Not every director's homecoming fits in three days, but Leah McKendrick had to make hers work.

McKendrick grew up in the Inner Richmond and attended Sacred Heart Cathedral Preparatory before leaving for film school and, eventually, a directing career. Her latest project, Voicemails for Isabelle, dropped on Netflix globally on June 19 — a rom-com starring Zoey Deutch as a pastry chef who inherits her late sister's phone number, with Nick Robinson, Nick Offerman, and Harry Shum Jr. rounding out the cast. Produced by Escape Artists, the film was shot primarily at Martini Film Studios in Langley, British Columbia, where principal photography ran from July into mid-September 2025.

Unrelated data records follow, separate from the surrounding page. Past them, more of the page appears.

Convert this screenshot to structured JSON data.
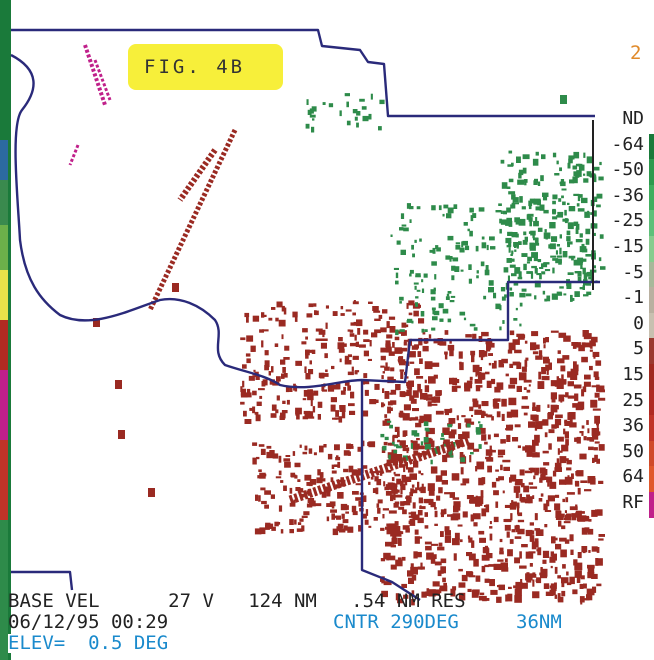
{
  "figure_label": "FIG. 4B",
  "corner_digit": "2",
  "legend": {
    "items": [
      {
        "label": "ND",
        "color": "#ffffff"
      },
      {
        "label": "-64",
        "color": "#1a7a3a"
      },
      {
        "label": "-50",
        "color": "#2d9a4e"
      },
      {
        "label": "-36",
        "color": "#3fae5e"
      },
      {
        "label": "-25",
        "color": "#5ec07a"
      },
      {
        "label": "-15",
        "color": "#86cc8e"
      },
      {
        "label": "-5",
        "color": "#a8b89a"
      },
      {
        "label": "-1",
        "color": "#b9b0a0"
      },
      {
        "label": "0",
        "color": "#c8c0b0"
      },
      {
        "label": "5",
        "color": "#9a3a30"
      },
      {
        "label": "15",
        "color": "#a02a20"
      },
      {
        "label": "25",
        "color": "#b02a22"
      },
      {
        "label": "36",
        "color": "#c03428"
      },
      {
        "label": "50",
        "color": "#d04a2a"
      },
      {
        "label": "64",
        "color": "#e0582c"
      },
      {
        "label": "RF",
        "color": "#c0208a"
      }
    ]
  },
  "footer": {
    "line1": "BASE VEL      27 V   124 NM   .54 NM RES",
    "line2_left": "06/12/95 00:29",
    "line2_right": "CNTR 290DEG     36NM",
    "line3": "ELEV=  0.5 DEG"
  },
  "colors": {
    "boundary": "#2a2a7a",
    "inbound_green": "#2e8b4a",
    "outbound_red": "#9a2a22",
    "footer_black": "#222222",
    "footer_blue": "#1a8acc",
    "figure_highlight": "#f7ef3a",
    "rf_magenta": "#c0208a"
  }
}
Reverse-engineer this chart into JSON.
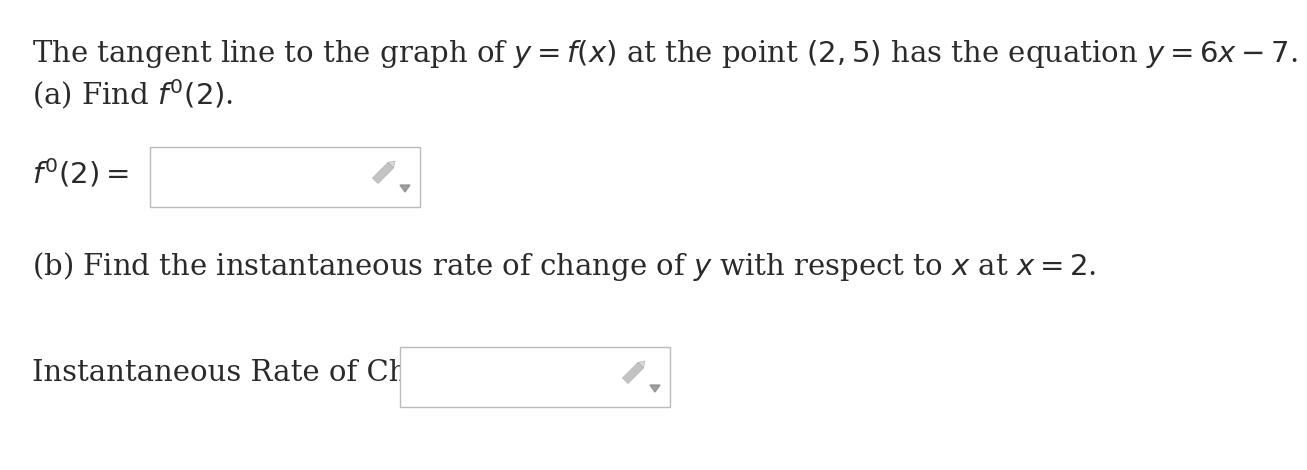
{
  "bg_color": "#ffffff",
  "text_color": "#2a2a2a",
  "line1": "The tangent line to the graph of $y = f(x)$ at the point $(2, 5)$ has the equation $y = 6x - 7$.",
  "line2": "(a) Find $f'(2)$.",
  "label_a": "$f'(2) =$",
  "line3": "(b) Find the instantaneous rate of change of $y$ with respect to $x$ at $x = 2$.",
  "label_b": "Instantaneous Rate of Change =",
  "box_color": "#ffffff",
  "box_edge_color": "#bbbbbb",
  "font_size_main": 21,
  "pencil_color": "#aaaaaa",
  "arrow_color": "#888888"
}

The San Francisco portion lasted roughly three days — SAG-AFTRA background casting called for tour bus riders, Tai Chi practitioners, joggers, and pedestrians around September 8 and 9. The shoot touched Fisherman's Wharf, Pier 39's carousel, Union Square, Lombard Street, the Haight, Ghirardelli Square, Chinatown, the Palace of Fine Arts at 3301 Lyon St., and Golden Gate Park — a sweep that reads like a tourist's checklist but is, from a certain angle, the geography of someone who knows where the fog actually sits on a September morning.

McKendrick fought to include the sequence. "That's the problem with San Francisco," she told press after the film's release. "It's so expensive to shoot there." The economics steered the bulk of production to British Columbia; the three days were the result of her making the case that the city was irreplaceable. The emotional anchor she was after: a bench overlooking the Golden Gate Bridge, where her lead character sits between grief and the living city below — somewhere between her dead sister and everyone still moving around her.

There's a particular irony in an Inner Richmond kid having to argue for her own hometown on a budget. The film's title character, Isabelle, never appears onscreen — she's heard only in old voicemails, a voice from somewhere else. The city got three days in September, the cameras went north, and Voicemails for Isabelle is streaming now.